RIGHT JOIN #_hours AS H ON H.hour_value = X.target_hours
示例输出:
YYYYMM YYYYMMDD YYYYMMDDHH HOUR_EXISTS
201911 20191101 2019110100 1
201911 20191101 2019110101 1
NULL NULL NULL 0
201911 20191101 2019110103 1
NULL NULL NULL 0
201911 20191101 2019110105 1
NULL NULL NULL 0
答案 3 :(得分:0)
使用(几乎)标准sql,您可以将YYYYMMDD
的不同值交叉连接到所有可能的小时数列表,然后将其保留到表中:
select concat(d.YYYYMMDD, h.hour) as YYYYMMDDHH,
case when t.YYYYMMDDHH is null then 0 else 1 end as hour_exists
from (select distinct YYYYMMDD from tablename) as d
cross join (
select '00' as hour union all select '01' union all
select '02' union all select '03' union all
select '04' union all select '05' union all
select '06' union all select '07' union all
select '08' union all select '09' union all
select '10' union all select '11' union all
select '12' union all select '13' union all
select '14' union all select '15' union all
select '16' union all select '17' union all
select '18' union all select '19' union all
select '20' union all select '21' union all
select '22' union all select '23'
) as h
left join tablename as t
on concat(d.YYYYMMDD, h.hour) = t.YYYYMMDDHH
order by concat(d.YYYYMMDD, h.hour)
也许在Snowflake中,您可以用一个序列而不是所有那些UNION ALL
来轻松构建小时列表。
答案 4 :(得分:0)
此版本涵盖了数月和数年的所有天数。这是一组可能的日期与一天中可能的小时数的简单交叉连接-保留到实际日期。
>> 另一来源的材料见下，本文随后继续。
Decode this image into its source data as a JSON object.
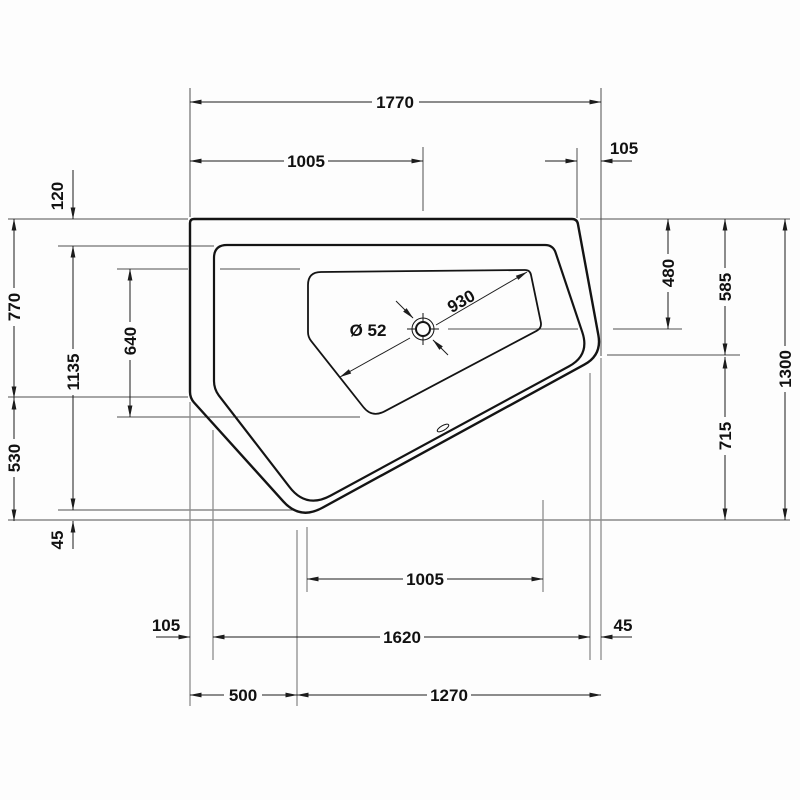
{
  "drawing": {
    "title": "corner-bathtub-plan-view-technical-drawing",
    "units": "mm",
    "colors": {
      "background": "#fdfdfd",
      "contour_line": "#141414",
      "dimension_line": "#1c1c1c",
      "extension_line": "#8d8d8d",
      "text": "#111111"
    },
    "dims": {
      "top_overall": "1770",
      "top_span": "1005",
      "top_right_offset": "105",
      "left_rim": "120",
      "left_upper": "770",
      "left_inner": "1135",
      "left_basin": "640",
      "left_lower": "530",
      "left_tip": "45",
      "right_drain": "480",
      "right_upper": "585",
      "right_lower": "715",
      "right_overall": "1300",
      "bottom_span": "1005",
      "bottom_left_offset": "105",
      "bottom_inner": "1620",
      "bottom_right_offset": "45",
      "bottom_left": "500",
      "bottom_right": "1270",
      "diagonal": "930",
      "drain": "Ø 52"
    }
  }
}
set first = (select min(yyyymmdd::number) from YYYYMMDDHH_DATA_AGG);
set last = (select max(yyyymmdd::number) from YYYYMMDDHH_DATA_AGG);
with
hours as (select row_number() over (order by null) - 1 h from table(generator(rowcount=>24))),
days as (
select
row_number() over (order by null) - 1 as n,
to_date($first::text, 'YYYYMMDD')::date + n as d,
to_char(d, 'YYYYMMDD') as yyyymmdd
from table(generator(rowcount=>($last-$first+1)))
)
select days.yyyymmdd || lpad(hours.h,2,0) as YYYYMMDDHH, nvl2(t.yyyymmddhh,1,0) as HOUR_EXISTS
from days cross join hours
left join YYYYMMDDHH_DATA_AGG t on t.yyyymmddhh = days.yyyymmdd || lpad(hours.h,2,0)
order by 1
;
如果愿意,可以将$ first和$ last打包为子查询。